Излишняя сосредоточенность на образе другой страны характерна для еще не сложившегося общества, не сформировавшего собственных представлений об окружающем мире, своем месте в нем и о своих целях. В этом глубокое внутреннее противоречие современной украинской политической мысли. Она ставит во главу угла национальную государственность, но не может предложить обществу внятный национальный государственный проект. Пока целью была сама государственность, все обстояло более или менее благополучно. Когда же она была обретена, обнаружился дефицит идей и коллективных целей.
То же можно сказать и о России. В целом же два новых социума — российский и украинский — цепко держатся друг за друга, не решаясь ни разойтись, ни сохранить родственные отношения.

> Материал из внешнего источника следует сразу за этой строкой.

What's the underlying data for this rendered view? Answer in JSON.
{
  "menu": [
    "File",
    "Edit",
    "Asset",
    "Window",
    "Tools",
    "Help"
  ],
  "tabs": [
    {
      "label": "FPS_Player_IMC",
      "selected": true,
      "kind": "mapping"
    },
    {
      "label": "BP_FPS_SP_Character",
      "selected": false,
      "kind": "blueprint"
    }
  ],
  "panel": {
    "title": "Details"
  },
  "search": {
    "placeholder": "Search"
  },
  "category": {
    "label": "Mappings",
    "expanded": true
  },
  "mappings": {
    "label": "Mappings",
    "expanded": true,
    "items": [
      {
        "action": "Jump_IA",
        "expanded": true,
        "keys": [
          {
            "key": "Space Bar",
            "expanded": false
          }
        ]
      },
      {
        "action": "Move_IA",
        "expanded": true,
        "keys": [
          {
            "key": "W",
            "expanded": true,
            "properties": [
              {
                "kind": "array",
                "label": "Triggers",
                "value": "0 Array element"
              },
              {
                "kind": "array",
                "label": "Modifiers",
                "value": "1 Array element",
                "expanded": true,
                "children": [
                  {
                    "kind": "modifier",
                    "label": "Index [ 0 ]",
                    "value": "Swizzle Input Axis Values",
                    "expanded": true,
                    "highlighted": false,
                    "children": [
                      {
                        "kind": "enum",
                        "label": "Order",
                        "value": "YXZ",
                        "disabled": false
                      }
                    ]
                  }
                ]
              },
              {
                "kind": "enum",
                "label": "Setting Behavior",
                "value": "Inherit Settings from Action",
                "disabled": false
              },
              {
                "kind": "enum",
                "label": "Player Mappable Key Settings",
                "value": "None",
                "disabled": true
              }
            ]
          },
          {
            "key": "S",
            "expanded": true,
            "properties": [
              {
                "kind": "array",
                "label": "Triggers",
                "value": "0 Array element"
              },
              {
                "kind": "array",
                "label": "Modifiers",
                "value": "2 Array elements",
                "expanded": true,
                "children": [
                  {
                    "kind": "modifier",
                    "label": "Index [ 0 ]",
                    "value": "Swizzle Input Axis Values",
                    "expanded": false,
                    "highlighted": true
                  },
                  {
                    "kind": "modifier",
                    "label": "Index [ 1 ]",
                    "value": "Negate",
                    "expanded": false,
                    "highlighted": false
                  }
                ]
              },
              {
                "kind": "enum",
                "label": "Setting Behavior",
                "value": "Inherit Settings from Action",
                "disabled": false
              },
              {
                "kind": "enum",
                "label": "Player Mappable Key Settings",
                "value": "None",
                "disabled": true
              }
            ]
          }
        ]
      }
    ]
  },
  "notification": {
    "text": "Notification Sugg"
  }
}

Образ России в украинской историографии
По причине явного дефицита ясных целей и программ модернизации история остается главным фактором, влияющим на формирование образа России в Украине.
В момент неожиданной и быстрой суверенизации в стране возникла острейшая потребность в смене исторической парадигмы. Старая уже никого не удовлетворяла. Создание новой требовало много сил и времени. Пришлось использовать то, что было под рукой. В наличии имелись лишь две целостные концепции истории Украины, которые условно можно обозначить как советская и антисоветская. Никакой третьей, существующей вне рамок той или иной политики и идеологии, не существовало. По принципу «от противного» в новом украинском государстве была принята «антисоветская» историческая концепция, которая по степени вольного, мягко говоря, обращения с историческими фактами и подчиненности целям политической борьбы не многим уступала советской.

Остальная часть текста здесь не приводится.